Every once in a while you catch yourself using the same approach to solve different problems. Sometimes that’s a good thing, and the insight gives you another tool in your repertoire. And sometimes, you realize that you’re applying the wrong solution, and a different approach might work better. Over the past couple of weeks, I’ve come across a couple of habits in my own designs, and I suspect that being aware of them will turn out to be very useful.
We’ve been working on composing type for VisComm this semester, and the last assignment required us to use (and stick to) a grid. I usually think of myself as a pretty rectilinear, grid type of person, but this assignment was downright painful to work on. I would start designing, get to a point where I liked the layout, fit it to the grid, and have an overwhelming urge to tweak it off of the grid just a little bit.

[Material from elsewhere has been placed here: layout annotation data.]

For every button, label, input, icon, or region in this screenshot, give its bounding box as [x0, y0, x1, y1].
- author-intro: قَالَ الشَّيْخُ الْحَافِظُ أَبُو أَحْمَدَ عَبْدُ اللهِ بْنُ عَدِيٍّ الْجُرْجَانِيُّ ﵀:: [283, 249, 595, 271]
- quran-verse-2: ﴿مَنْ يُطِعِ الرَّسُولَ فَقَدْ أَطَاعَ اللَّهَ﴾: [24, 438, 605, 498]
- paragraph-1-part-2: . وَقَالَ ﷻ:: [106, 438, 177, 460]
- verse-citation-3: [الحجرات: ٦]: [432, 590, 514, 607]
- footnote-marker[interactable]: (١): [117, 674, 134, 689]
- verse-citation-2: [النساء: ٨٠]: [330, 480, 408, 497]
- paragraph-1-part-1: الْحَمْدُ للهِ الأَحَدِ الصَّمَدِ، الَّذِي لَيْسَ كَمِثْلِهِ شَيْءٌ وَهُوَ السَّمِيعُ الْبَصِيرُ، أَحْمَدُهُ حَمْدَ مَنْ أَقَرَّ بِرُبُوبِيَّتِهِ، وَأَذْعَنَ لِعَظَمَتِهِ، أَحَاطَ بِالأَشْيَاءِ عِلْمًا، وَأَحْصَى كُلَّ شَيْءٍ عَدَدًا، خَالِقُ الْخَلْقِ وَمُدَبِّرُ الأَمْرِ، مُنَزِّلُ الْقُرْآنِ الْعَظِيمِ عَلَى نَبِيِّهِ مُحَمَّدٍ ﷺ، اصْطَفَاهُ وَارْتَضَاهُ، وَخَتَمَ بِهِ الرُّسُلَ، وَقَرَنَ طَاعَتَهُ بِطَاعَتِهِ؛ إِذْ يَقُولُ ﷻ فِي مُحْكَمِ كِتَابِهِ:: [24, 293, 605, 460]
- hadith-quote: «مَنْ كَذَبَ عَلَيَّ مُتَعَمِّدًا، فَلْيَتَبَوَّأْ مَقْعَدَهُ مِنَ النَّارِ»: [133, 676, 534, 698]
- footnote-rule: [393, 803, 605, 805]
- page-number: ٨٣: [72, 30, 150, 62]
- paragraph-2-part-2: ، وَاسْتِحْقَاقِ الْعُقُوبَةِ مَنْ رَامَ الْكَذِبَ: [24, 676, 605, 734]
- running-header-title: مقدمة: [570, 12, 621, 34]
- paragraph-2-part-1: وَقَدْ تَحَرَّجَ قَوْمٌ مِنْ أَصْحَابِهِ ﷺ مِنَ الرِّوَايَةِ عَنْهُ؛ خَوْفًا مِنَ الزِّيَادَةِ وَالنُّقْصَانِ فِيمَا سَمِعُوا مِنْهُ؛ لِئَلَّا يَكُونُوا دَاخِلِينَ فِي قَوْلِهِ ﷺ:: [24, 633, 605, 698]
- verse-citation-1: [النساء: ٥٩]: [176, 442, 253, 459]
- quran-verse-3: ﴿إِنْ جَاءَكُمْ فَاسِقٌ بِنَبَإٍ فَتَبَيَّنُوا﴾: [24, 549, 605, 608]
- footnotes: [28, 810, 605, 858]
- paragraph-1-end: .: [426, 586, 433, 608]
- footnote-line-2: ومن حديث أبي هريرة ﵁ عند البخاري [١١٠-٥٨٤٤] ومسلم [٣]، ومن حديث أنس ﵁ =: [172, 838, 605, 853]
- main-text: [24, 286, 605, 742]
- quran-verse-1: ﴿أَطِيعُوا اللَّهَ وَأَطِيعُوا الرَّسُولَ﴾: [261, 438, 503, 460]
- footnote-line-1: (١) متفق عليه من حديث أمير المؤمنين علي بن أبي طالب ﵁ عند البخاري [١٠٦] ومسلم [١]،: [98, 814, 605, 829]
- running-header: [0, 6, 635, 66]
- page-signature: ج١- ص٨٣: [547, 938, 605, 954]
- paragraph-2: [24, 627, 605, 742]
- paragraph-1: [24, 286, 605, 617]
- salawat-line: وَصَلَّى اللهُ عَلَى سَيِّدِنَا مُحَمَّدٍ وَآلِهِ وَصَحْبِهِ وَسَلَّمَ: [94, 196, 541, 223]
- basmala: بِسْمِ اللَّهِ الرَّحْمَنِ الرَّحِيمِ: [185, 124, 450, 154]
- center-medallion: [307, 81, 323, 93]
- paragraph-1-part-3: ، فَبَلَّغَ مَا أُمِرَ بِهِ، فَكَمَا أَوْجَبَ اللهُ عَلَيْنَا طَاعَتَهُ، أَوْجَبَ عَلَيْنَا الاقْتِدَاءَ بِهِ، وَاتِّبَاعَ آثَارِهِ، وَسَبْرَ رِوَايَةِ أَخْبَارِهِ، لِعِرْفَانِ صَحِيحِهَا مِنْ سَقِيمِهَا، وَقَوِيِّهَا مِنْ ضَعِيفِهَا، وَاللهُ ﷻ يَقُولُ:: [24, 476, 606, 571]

(I take it as a good sign that I can feel strongly enough about text positioning that it is actually painful to leave it untouched. There might be some hope for turning this scientist into a designer, after all.)
Mostly, I was having trouble with examples where there was more than one line of text, or where the grid didn’t allow me to center something that I really, really felt needed to be centered.
I settled on a subset of layouts that fit relatively comfortably with the grid, but there were still nagging things that I wanted to fix and couldn’t without breaking the grid. For example, it was making me crazy that I couldn’t center “Paul Kasmin Gallery” between the title and the date in this piece:
When I brought it to class, Ernesto took one look at it and told me that my whitespace was too regular. I had divided the page too evenly, and it would be more interesting with bigger contrast.
And so, I came upon insight #1: If I really, really want to break the grid, I should look for other things that aren’t working in the piece. I could see that there was a problem, but I was trying to apply the wrong solution. Instead of centering the text perfectly, I needed to emphasize the difference in whitespace (changes in font were made for other reasons).
Insight #2 came from a couple of different assignments. First, there was the Genealogy project for my ID History class. My first draft of the poster used boxes to organize the data into a flowchart.
This is a very science-y way to do things, but I was pretty happy with how the design was coming along. When I showed it to Ernesto, his immediate response was that the design was too closed, and I needed to open it up. When I did, it got a lot better.
The second assignment was the book review layout for my ID Studio class. My first draft had a big box around the text, in an attempt to give it visual weight equal to that of the images. When I brought it to class, Doug said that I had too many organizational principles going on at once, and suggested that I simplify the design.
Increasing the font size and establishing a single left margin (no indents) helped a lot. Hanging the text and figures from two dedicated grid lines helped to split them into different fields and improved the contrast between types of information.
In the second version, I found the whitespace between images distracting. Because the figure separation is as big as the text gutters, it was competing for attention and making the grid feel less coherent. The competition was particularly strong between the first column gutter and the first two images, where the whitespace almost lines up, but not quite. Reducing the image spacing just a tiny bit helped to make the figures feel like a single block that is separate from the gutters above.
Insight #2: If I want to put a box around it, it’s probably not organized enough. Good design doesn’t need to be contained – look for changes to the structure that will create hierarchy naturally.